English Language & Usage Asked on July 27, 2021
I am translating a psychoanalysis book, here is a background about this chapter: in this chapter the author is speaking about getting it. it can be a joke, saying, or a point or anything that needs to be got. here are some sentences which will help to understand the context:
Getting what people say, for example, may be complicity, may reveal you are a member of a cult; or colluding with someone to protect yourself from unwanted experiences; or that you prefer agreement to revision or conflict. And this might mean, in this context, not always assuming that there is an it to get; living as if missing the point – having the courage of one’s naivety – could also be a point."

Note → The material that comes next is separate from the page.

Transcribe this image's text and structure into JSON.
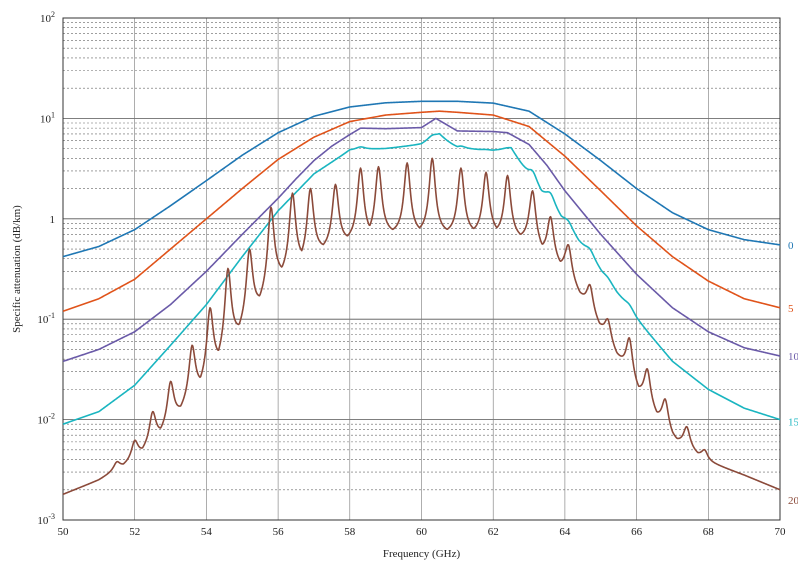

and he continues (in this passage I have questions) :
Not assuming, as I think we do more often than we realize, that the joke – after God’s providential design, and the laws of nature, is our best model of how things works, especially between people. If it had to be formulated, in brief, we could say that the man or woman of your dreams is the person who both gets you and does not get you in the way you prefer to be got. That is to say, someone who does not only treat you as their favorite joke. Or, everyone is naive all the time.
to translate it perfectly I have two questions
1- I am trying to understand the below sentence.
"who both gets you and does not get you in the way you prefer to be got"
my understanding is: who both get you and does not get you, and in both way the person does not get you/ or even get you in a way you prefer to be got. Is this a correct understanding ?
2- "Or, everyone is naive all the time."
does the above sentence mean:
Or all the people who are naive always will be the person of your dreams?
this is a page about the book
https://www.google.co.uk/books/edition/Missing_Out/6sgL6iqrHZUC?hl=en&gbpv=0
The problem with this text is that the author is not very clear and does not seem to care if he makes sense. Let's take your first phrase here:
"...who both gets you and does not get you in the way you prefer to be got."
The author is advocating that you should find someone who generally understands you, but doesn't understand you in the way you prefer to be understood. That's some pretty terrible relationship advice, as it dooms two people to be perpetually frustrated.
Now, reading the next sentence after that one:
Or, everyone is naïve all the time.
That doesn't logically follow from the previous sentence, and it's a declarative statement, not a command. Thus I'm hard-pressed to understand how the audience is supposed to follow that advice. Also, it doesn't make the previous sentence make any more sense. It's written like a restatement, but it doesn't restate the previous sentence in any way I can understand.
This is why others have accused this text of being basically meaningless. I have to agree.